If the current readed line doesn't have alphabetics it wont write that line into a new text file.
I created this for the purpose that I have members registering at my website and some of them are using only numbers as Username. I will filter them out and only save the alphabetic Names. (Focus on this Project please I know i could just use php stuff)
That works great already but it takes a while to read line by line and write into the other text file (Write speed 150kb in 1 Minute - Its not my drive I have a fast ssd).
So I wonder if there is a faster way. I could "readalllines" first but on large files it just freezes my program so I don't know if that works too (I want to focus on large +1gb files)
This is my code so far:
If System.IO.File.Exists(FILE_NAME) = True Then
Dim objReader As New System.IO.StreamReader(FILE_NAME)
Do While objReader.Peek() <> -1
Dim myFile As New FileInfo(output)
Dim sizeInBytes As Long = myFile.Length
If sizeInBytes > splitvalue Then
outcount += 1
output = outputold + outcount.ToString + ".txt"
File.Create(output).Dispose()
End If
count += 1
TextLine = objReader.ReadLine() & vbNewLine
Console.WriteLine(TextLine)
If CheckForAlphaCharacters(TextLine) Then
File.AppendAllText(output, TextLine)
Else
found += 1
Label2.Text = "Removed: " + found.ToString
TextBox1.Text = TextLine
End If
Label1.Text = "Checked: " + count.ToString
Loop
MessageBox.Show("Finish!")
End If

First of all, as hinted by #Sean Skelly updating UI controls - repeatedly - is an expensive operation.
But your bigger problem is File.AppendAllText:
If CheckForAlphaCharacters(TextLine) Then
File.AppendAllText(output, TextLine)
Else
found += 1
Label2.Text = "Removed: " + found.ToString
TextBox1.Text = TextLine
End If
AppendAllText(String, String)
Opens a file, appends the specified string to the file, and then
closes the file.

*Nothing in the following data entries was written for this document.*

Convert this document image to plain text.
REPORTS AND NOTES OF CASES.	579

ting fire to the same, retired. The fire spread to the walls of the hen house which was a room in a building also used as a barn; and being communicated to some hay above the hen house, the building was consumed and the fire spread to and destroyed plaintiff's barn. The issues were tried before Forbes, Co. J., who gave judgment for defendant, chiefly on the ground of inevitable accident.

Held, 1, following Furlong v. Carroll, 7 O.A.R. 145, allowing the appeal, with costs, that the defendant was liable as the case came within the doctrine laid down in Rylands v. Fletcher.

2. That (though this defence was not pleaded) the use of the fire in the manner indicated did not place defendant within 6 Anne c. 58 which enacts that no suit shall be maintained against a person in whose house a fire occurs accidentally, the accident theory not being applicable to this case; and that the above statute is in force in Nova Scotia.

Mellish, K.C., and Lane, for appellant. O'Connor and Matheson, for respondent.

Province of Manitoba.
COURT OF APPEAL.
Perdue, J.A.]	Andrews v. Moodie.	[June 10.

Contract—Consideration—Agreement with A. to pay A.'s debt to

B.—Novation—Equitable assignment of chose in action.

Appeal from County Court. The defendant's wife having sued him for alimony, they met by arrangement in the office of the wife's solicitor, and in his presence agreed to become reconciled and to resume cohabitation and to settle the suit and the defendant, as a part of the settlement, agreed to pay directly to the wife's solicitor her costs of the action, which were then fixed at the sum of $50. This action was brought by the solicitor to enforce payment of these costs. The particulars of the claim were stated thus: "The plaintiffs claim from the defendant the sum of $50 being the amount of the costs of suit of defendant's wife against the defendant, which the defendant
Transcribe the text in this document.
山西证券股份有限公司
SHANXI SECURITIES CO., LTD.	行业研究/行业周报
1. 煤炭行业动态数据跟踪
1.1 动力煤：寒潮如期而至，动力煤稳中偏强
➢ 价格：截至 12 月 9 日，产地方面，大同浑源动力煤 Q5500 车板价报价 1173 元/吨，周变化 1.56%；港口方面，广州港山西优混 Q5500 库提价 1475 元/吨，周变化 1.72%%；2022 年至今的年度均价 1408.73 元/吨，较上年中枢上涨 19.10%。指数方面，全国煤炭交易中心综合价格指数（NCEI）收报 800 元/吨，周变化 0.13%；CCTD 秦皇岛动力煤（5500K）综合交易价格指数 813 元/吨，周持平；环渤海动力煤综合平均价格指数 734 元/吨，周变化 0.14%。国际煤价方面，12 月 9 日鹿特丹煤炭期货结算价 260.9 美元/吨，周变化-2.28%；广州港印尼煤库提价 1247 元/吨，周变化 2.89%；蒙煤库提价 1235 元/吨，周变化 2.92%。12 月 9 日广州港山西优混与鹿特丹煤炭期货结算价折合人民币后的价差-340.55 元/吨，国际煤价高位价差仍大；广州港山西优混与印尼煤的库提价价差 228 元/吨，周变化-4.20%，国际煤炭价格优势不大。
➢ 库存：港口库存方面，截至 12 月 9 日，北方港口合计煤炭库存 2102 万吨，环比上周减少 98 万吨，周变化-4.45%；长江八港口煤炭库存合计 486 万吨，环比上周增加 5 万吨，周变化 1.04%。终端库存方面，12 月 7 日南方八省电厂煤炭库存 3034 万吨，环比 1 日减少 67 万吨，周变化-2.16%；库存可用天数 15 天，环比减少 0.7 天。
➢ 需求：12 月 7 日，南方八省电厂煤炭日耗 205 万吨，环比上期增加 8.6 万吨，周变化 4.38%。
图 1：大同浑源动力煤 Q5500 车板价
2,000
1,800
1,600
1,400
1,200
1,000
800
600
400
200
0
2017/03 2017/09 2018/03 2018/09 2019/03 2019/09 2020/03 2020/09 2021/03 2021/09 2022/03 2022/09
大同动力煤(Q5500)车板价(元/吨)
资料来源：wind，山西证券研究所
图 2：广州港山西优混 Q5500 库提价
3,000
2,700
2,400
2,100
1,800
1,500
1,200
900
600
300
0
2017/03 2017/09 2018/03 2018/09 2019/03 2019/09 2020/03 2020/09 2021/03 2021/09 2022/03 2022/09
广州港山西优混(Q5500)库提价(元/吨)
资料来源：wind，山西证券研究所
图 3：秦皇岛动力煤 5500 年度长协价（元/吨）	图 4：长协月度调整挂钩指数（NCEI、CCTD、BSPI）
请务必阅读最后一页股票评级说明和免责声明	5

If the file does not exist, this method creates a
file, writes the specified string to the file, then closes the file.
Source
You are repeatedly opening and closing a file, causing overhead. AppendAllText is a convenience method since it performs several operations in one single call but you can now see why it's not performing well in a big loop.
The fix is easy. Open the file once when you start your loop and close it at the end. Make sure that you always close the file properly even when an exception occurs. For that, you can either invoke the Close in a Finally block, or use a context manager, that is keep your file write operations within a Using block.
And you could remove the print to console as well. Display management has a cost too. Or you could print status updates every 10K lines or so.
When you've done all that, you should notice improved performance.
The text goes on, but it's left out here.